FIG. 1 is a cross-sectional view (a direction perpendicular to a traveling direction) during needle punching of the present invention.

FIG. 2 is a longitudinal sectional view (a direction along a traveling direction) during needle punching of the present invention.

FIG. 3 is a cross-sectional view of another embodiment of the present invention during needle punching.

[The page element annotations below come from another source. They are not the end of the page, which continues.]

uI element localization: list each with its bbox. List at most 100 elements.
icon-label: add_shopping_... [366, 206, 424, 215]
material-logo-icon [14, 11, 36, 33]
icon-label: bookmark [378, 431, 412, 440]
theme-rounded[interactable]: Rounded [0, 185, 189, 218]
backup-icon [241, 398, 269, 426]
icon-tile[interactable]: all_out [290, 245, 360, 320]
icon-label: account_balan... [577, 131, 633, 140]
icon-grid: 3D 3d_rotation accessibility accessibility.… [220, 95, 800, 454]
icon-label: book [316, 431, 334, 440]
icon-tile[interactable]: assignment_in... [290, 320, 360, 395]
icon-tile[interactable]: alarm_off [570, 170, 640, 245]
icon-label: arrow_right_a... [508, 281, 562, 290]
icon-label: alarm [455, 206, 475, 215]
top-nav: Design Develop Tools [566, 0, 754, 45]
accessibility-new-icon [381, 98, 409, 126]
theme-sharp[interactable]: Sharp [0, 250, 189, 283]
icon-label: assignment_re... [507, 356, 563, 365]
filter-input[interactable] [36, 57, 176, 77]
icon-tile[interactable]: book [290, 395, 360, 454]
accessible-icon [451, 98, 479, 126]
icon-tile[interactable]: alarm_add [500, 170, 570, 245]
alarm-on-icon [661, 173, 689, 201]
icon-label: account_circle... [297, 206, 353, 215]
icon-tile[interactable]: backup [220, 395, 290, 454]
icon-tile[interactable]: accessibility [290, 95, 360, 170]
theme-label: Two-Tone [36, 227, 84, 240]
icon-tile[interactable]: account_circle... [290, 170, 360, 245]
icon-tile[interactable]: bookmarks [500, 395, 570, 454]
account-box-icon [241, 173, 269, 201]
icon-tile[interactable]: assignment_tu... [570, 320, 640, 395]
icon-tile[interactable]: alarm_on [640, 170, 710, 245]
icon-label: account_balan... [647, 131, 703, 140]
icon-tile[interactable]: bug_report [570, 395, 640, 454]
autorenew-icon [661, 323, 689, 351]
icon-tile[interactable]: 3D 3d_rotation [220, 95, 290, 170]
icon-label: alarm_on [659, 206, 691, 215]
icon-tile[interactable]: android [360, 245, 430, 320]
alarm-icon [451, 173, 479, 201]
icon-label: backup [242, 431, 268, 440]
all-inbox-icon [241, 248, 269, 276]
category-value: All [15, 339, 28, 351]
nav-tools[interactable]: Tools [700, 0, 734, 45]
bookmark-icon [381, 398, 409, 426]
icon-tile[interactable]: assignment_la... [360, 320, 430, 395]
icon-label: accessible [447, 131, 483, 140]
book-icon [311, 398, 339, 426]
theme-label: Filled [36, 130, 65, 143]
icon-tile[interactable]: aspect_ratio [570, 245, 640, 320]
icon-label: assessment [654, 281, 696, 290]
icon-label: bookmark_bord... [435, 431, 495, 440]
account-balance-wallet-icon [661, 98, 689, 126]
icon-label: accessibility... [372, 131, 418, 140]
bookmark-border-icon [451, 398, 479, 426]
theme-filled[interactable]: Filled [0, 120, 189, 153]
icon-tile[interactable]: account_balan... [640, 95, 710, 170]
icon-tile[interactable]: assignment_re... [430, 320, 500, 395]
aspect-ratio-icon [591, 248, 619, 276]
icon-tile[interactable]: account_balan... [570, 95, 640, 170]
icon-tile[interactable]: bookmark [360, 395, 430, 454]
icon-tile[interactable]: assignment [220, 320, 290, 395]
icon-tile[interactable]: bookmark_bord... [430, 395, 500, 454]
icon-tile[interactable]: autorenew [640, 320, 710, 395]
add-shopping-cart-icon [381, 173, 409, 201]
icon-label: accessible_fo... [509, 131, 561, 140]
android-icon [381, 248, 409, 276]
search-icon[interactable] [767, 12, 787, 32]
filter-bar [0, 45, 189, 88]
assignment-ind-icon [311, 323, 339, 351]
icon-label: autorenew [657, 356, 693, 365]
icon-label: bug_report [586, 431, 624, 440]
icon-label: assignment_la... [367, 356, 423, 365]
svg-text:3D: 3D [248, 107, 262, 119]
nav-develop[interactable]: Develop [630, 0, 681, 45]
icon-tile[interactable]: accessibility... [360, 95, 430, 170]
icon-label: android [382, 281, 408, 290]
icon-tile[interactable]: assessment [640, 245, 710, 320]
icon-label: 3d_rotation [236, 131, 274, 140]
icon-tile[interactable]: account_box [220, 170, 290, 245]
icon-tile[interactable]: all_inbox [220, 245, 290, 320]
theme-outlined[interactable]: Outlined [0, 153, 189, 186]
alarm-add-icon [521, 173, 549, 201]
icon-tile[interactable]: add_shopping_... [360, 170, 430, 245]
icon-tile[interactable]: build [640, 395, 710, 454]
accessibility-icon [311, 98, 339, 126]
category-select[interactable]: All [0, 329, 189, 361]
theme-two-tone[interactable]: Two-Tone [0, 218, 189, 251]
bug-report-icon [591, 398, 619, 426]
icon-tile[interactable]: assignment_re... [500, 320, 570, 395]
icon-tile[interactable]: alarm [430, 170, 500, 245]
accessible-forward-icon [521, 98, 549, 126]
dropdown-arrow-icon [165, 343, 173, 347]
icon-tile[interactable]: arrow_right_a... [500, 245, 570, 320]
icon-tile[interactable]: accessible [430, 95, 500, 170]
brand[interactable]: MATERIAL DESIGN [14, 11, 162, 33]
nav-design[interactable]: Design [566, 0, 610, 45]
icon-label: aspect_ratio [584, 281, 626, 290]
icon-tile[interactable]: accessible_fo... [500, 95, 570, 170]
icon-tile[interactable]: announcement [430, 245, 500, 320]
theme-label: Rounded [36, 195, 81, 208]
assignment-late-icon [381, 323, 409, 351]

FIG. 4 is a side view of still another embodiment of the present invention at the time of needle punching.

[Explanation of symbols]

 DESCRIPTION OF SYMBOLS 1 Bat layer 2 Cloth 6 Upper cloth 7 Lower cloth 6a, 7a Matching part 10 Pin 13 Endless belt with needle 14 Needle

Claims (7)

(57) [Claims] The present invention is characterized in that after a bat layer made of a flame-resistant, infusible or carbonized fiber contained in a cloth body is needle-punched, the cloth body is peeled off from the bat layer, and then the bat layer is fired. Of producing high density felt made of carbon fiber. 2. The method for producing a carbon fiber high-density felt according to claim 1, wherein the cloth body is vinylon cold gauze that has been hardened by gluing. 3. The needle punching is performed a plurality of times by turning over a bat layer together with a cloth body.
The method for producing a high-density felt made of carbon fiber according to the above. 4. The method for producing a high density felt made of carbon fiber according to claim 1, wherein the needle punching is performed a plurality of times by turning over only the bat layer in the cloth. 5. The cloth body comprises an upper cloth body and a lower cloth body sandwiching a bat layer, and both upper and lower cloth bodies are temporarily fixed by means of sewing, pinning, or the like. The method for producing a high-density felt made of carbon fiber according to claim 1, wherein 6. The cloth body is composed of an upper cloth body and a lower cloth body sandwiching a bat layer, and both upper and lower cloth bodies are provided with a press roll or a press plate provided at the entrance and exit of a needle bed. The method for producing a high-density felt made of carbon fiber according to claim 1, characterized in that the high-density felt made of carbon fiber is temporarily fixed with needles of an endless belt with needles arranged on both sides of the needle bed. 7. The cloth body includes an upper cloth body and a lower cloth body sandwiching a bat layer, and both upper and lower cloth bodies are sandwiched by a vertical mechanism arranged on both sides of a needle bed. The method for producing a high-density felt made of carbon fiber according to claim 1.